En ciblant par leur nom des structures comme Solidaire Change, Big City Change Sarl, Moneyfast Sarl ou Kinshasa Capital Sarl, la BCC rappelle que le statut d’intermédiaire financier impose une responsabilité, transparence des opérations, disponibilité des données, respect des consignes officielles. L’agrément devient un filtre, seuls les opérateurs prêts à jouer selon ces règles pourront rester dans le circuit formel.
Les implications vont au delà du seul niveau des taux. Sur le plan technique, la traçabilité des flux de devises dépend directement de la discipline de ces acteurs. Plus les bureaux de change déclarent leurs volumes, leurs achats et leurs ventes, plus la Banque centrale dispose d’informations pour ajuster l’offre de liquidité en devises, surveiller les tensions sur le marché et repérer de possibles circuits de blanchiment ou de financement illicite. Moins ces données remontent, plus la politique monétaire se mène à l’aveugle.
Il y a aussi un volet budgétaire. Un bureau de change en règle, avec une comptabilité complète, entre dans l’assiette fiscale. Impôt sur les bénéfices, taxes, redevances, tout repose sur des chiffres déclarés. À l’inverse, un opérateur qui sous déclare ou ne transmet pas ses données réduit la capacité de l’État à mobiliser des recettes internes. En conditionnant le maintien de l’agrément à la conformité, la Banque centrale soutient indirectement la stratégie du Trésor public pour élargir la base fiscale.
Pour le consommateur, la liste des bureaux agréés joue un rôle de repère. En principe, ces opérateurs doivent afficher des taux lisibles, appliquer des marges encadrées et limiter le risque de faux billets. Quand certains d’entre eux cessent d’être contrôlés ou se mettent en marge des règles, le public perd ce point de référence et se retrouve livré à un marché informel plus opaque. L’ultimatum du 19 décembre vise aussi à restaurer un minimum de confiance, en laissant dans le camp légal des acteurs disposés à se soumettre à la surveillance de la BCC.
Cette opération comporte toutefois un risque de transition. Si une part importante des bureaux de change concernés ne parvient pas à régulariser sa situation dans les délais, l’offre légale de change pourrait se réduire. Les banques et quelques opérateurs solides auraient alors tendance à concentrer l’activité, tandis qu’une partie de la demande se déplacerait vers les cambistes de rue.
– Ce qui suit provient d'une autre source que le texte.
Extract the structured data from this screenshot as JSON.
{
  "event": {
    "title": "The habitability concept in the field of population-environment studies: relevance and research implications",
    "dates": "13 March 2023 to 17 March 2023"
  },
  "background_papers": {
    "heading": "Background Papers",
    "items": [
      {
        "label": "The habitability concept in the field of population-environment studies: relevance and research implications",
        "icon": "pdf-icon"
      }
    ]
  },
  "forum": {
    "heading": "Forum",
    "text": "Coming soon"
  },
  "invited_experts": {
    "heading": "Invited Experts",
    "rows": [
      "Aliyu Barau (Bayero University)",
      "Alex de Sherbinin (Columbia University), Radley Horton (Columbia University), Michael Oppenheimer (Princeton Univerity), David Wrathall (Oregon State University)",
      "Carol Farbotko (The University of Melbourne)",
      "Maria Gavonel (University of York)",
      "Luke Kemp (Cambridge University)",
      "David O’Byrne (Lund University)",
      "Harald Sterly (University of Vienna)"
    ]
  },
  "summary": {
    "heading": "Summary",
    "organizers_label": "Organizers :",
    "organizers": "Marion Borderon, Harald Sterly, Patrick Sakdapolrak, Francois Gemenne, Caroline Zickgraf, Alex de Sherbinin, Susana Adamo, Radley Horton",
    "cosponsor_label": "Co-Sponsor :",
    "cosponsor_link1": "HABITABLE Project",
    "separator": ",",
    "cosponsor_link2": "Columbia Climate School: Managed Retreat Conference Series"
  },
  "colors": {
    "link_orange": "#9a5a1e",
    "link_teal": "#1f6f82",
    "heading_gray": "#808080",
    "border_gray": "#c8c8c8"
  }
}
Tout dépendra de la capacité des structures visées à actualiser leurs dossiers, à mettre en place des procédures de conformité et à investir dans des systèmes d’information minimaux.
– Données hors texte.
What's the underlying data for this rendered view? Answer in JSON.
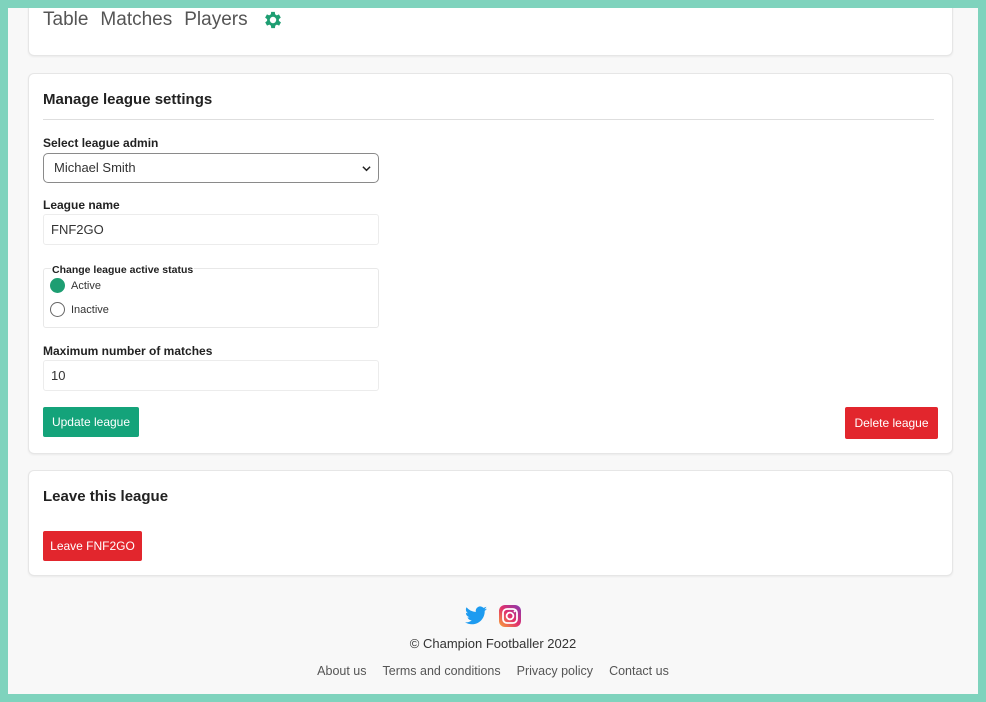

En toile de fond, cette séquence sert de test à la régulation financière en RDC. La BCC veut montrer qu’elle peut aller au delà des annonces, contrôler sur pièces et sur place, sanctionner si nécessaire, accompagner les opérateurs qui acceptent de se mettre au niveau. Si elle parvient à mener cette opération jusqu’au bout, le marché du change manuel pourrait sortir avec moins d’acteurs mais avec des données plus fiables et une meilleure intégration au système bancaire.
Pour l’économie congolaise, un réseau de bureaux de change plus transparent et mieux supervisé ne se résume pas à une question de discipline administrative. C’est un levier pour une gestion plus fine de la liquidité en devises, une meilleure collecte des recettes publiques et une trajectoire plus stable pour le franc congolais dans les prochaines années.